Aug 05, 10
Read from August 03 to 05, 2010
I think the words Grace uses to describe Sam fit this story perfectly: "You are beautiful and sad."
A small warning right in the beginning: The plot itself is clearly focused on Grace and Sam's relationship - and not much else - so if you are looking for action and suspense, you should probably look elsewhere.
Grace has been fascinated by the wolves in the woods behind her house since a member of the local pack rescued her from a vicious attack of his fellows. Ever since, she has been looking for her wolf with the yellow eyes.
Then, one day, she finds him in front of her house; human …
First of all, I really liked the werewolf concept in this book. Werewolves are no supernatural creatures with inhuman strength; on the contrary, they are simply normal wolves, thinking and feeling like animals. Temperature is what makes them a wolf: In summer, they get a short human span before they return to the woods in autumn or winter.
And every wolf only has a limited account of human years before he finally stays animal forever.
The relationship between Grace and Sam was portrayed in a beautiful way, as if they already knew each other for a long time (which is true in some way). Nevertheless, I never really 'clicked' with them as a couple, if you know what I mean. I was never fully engaged, or felt with them, loved with them, wanted nothing more than for them to be together.
What was great though, was that for once, the heroine, Grace, was the strong and pragmatic one, whereas Sam was more the sensitive and artistic type (sometimes a bit too sensitive for me, but he was always able to laugh about himself).

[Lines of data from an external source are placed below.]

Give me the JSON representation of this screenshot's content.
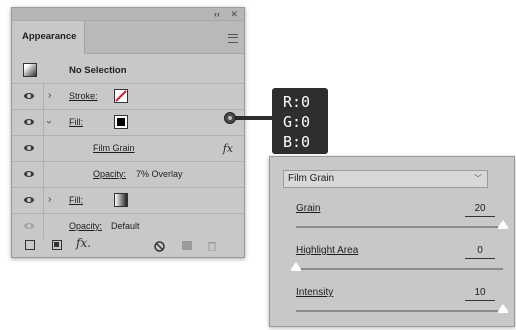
{
  "appearance": {
    "tab_label": "Appearance",
    "rows": {
      "header": {
        "label": "No Selection"
      },
      "stroke": {
        "label": "Stroke:"
      },
      "fill": {
        "label": "Fill:"
      },
      "effect": {
        "label": "Film Grain"
      },
      "effect_opacity": {
        "label": "Opacity:",
        "value": "7% Overlay"
      },
      "fill2": {
        "label": "Fill:"
      },
      "opacity": {
        "label": "Opacity:",
        "value": "Default"
      }
    }
  },
  "color_readout": {
    "r": "R:0",
    "g": "G:0",
    "b": "B:0"
  },
  "film_grain": {
    "effect_select": "Film Grain",
    "params": [
      {
        "label": "Grain",
        "value": "20",
        "fraction": 1.0
      },
      {
        "label": "Highlight Area",
        "value": "0",
        "fraction": 0.0
      },
      {
        "label": "Intensity",
        "value": "10",
        "fraction": 1.0
      }
    ]
  },
  "icons": [
    "collapse-icon",
    "close-icon",
    "panel-menu-icon",
    "eye-icon",
    "expand-arrow-icon",
    "collapse-arrow-icon",
    "fx-icon",
    "add-stroke-icon",
    "add-fill-icon",
    "add-effect-icon",
    "clear-icon",
    "duplicate-icon",
    "delete-icon",
    "chevron-down-icon"
  ]
}
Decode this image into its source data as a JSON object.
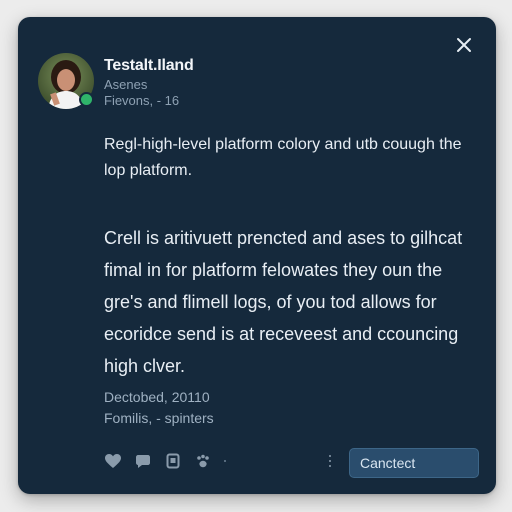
{
  "post": {
    "author_name": "Testalt.Iland",
    "author_subtitle_1": "Asenes",
    "author_subtitle_2": "Fievons, - 16",
    "intro_text": "Regl-high-level platform colory and utb couugh the lop platform.",
    "body_text": "Crell is aritivuett prencted and ases to gilhcat fimal in for platform felowates they oun the gre's and flimell logs, of you tod allows for ecoridce send is at receveest and ccouncing high clver.",
    "date": "Dectobed, 20110",
    "date_sub": "Fomilis, - spinters",
    "primary_button_label": "Canctect"
  },
  "icons": {
    "close": "close-icon",
    "like": "heart-icon",
    "comment": "comment-icon",
    "bookmark": "bookmark-icon",
    "react": "paw-icon",
    "more": "vertical-dots-icon"
  },
  "colors": {
    "card_background": "#15293c",
    "accent_button": "#2a4d6d",
    "online_status": "#2fb46a"
  }
}
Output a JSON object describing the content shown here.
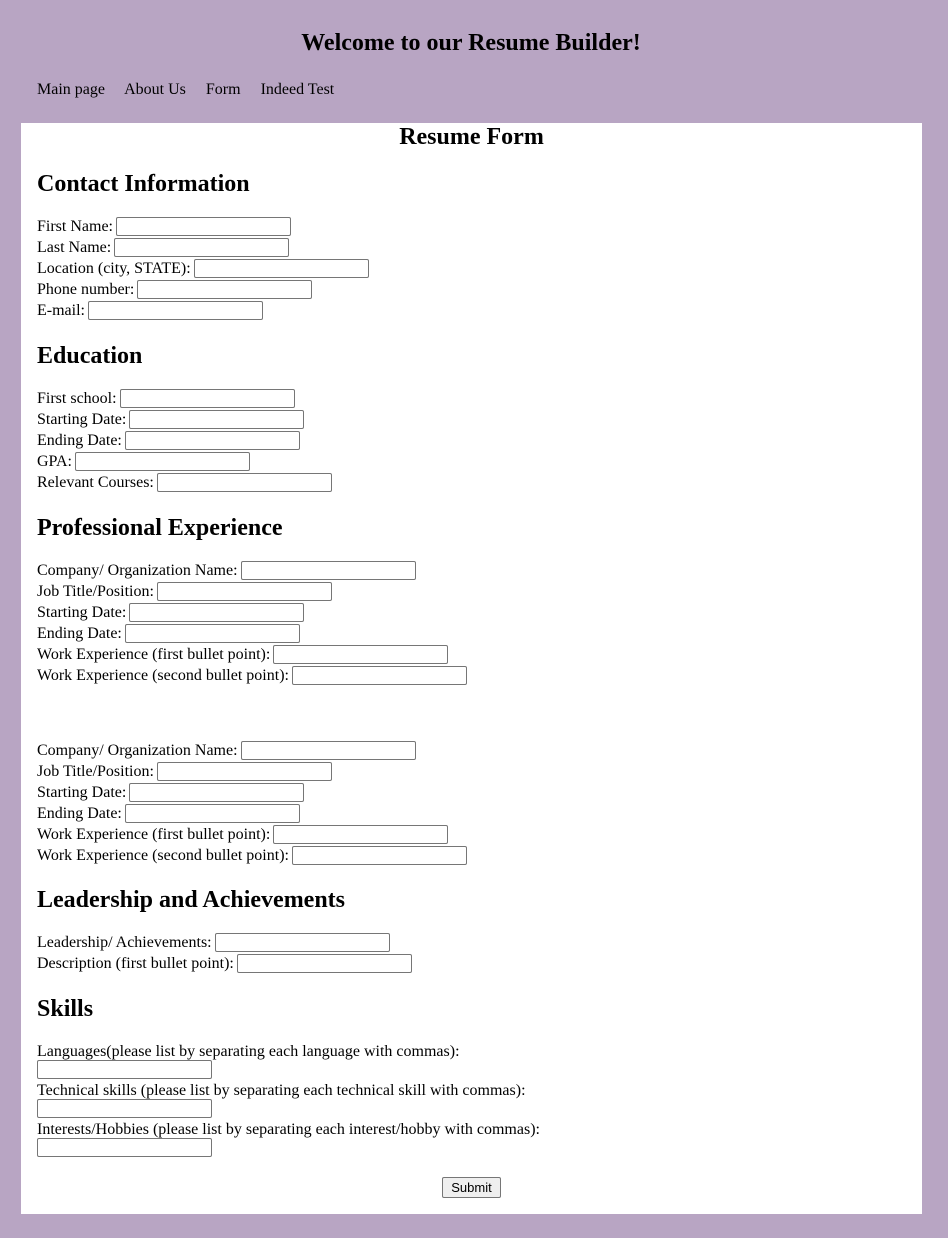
{
  "header": {
    "title": "Welcome to our Resume Builder!"
  },
  "nav": {
    "items": [
      "Main page",
      "About Us",
      "Form",
      "Indeed Test"
    ]
  },
  "form": {
    "title": "Resume Form",
    "contact": {
      "heading": "Contact Information",
      "fields": [
        "First Name:",
        "Last Name:",
        "Location (city, STATE):",
        "Phone number:",
        "E-mail:"
      ]
    },
    "education": {
      "heading": "Education",
      "fields": [
        "First school:",
        "Starting Date:",
        "Ending Date:",
        "GPA:",
        "Relevant Courses:"
      ]
    },
    "experience": {
      "heading": "Professional Experience",
      "job1": [
        "Company/ Organization Name:",
        "Job Title/Position:",
        "Starting Date:",
        "Ending Date:",
        "Work Experience (first bullet point):",
        "Work Experience (second bullet point):"
      ],
      "job2": [
        "Company/ Organization Name:",
        "Job Title/Position:",
        "Starting Date:",
        "Ending Date:",
        "Work Experience (first bullet point):",
        "Work Experience (second bullet point):"
      ]
    },
    "leadership": {
      "heading": "Leadership and Achievements",
      "fields": [
        "Leadership/ Achievements:",
        "Description (first bullet point):"
      ]
    },
    "skills": {
      "heading": "Skills",
      "fields": [
        "Languages(please list by separating each language with commas):",
        "Technical skills (please list by separating each technical skill with commas):",
        "Interests/Hobbies (please list by separating each interest/hobby with commas):"
      ]
    },
    "submit_label": "Submit"
  }
}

I didn't find him too tearful or even feminine; it's just that I'm not that much into declarations of love via poems or song lyrics.
The only thing I really didn't like at all was the ending. The resolution to all problems turned up all of a sudden and sorry, but the realisation lacked logic – heavily.
What made up for that a little was the kind of open ending afterwards – not without hope, though – the reader not knowing what happened exactly and if there would really be a happy ending without any restrictions.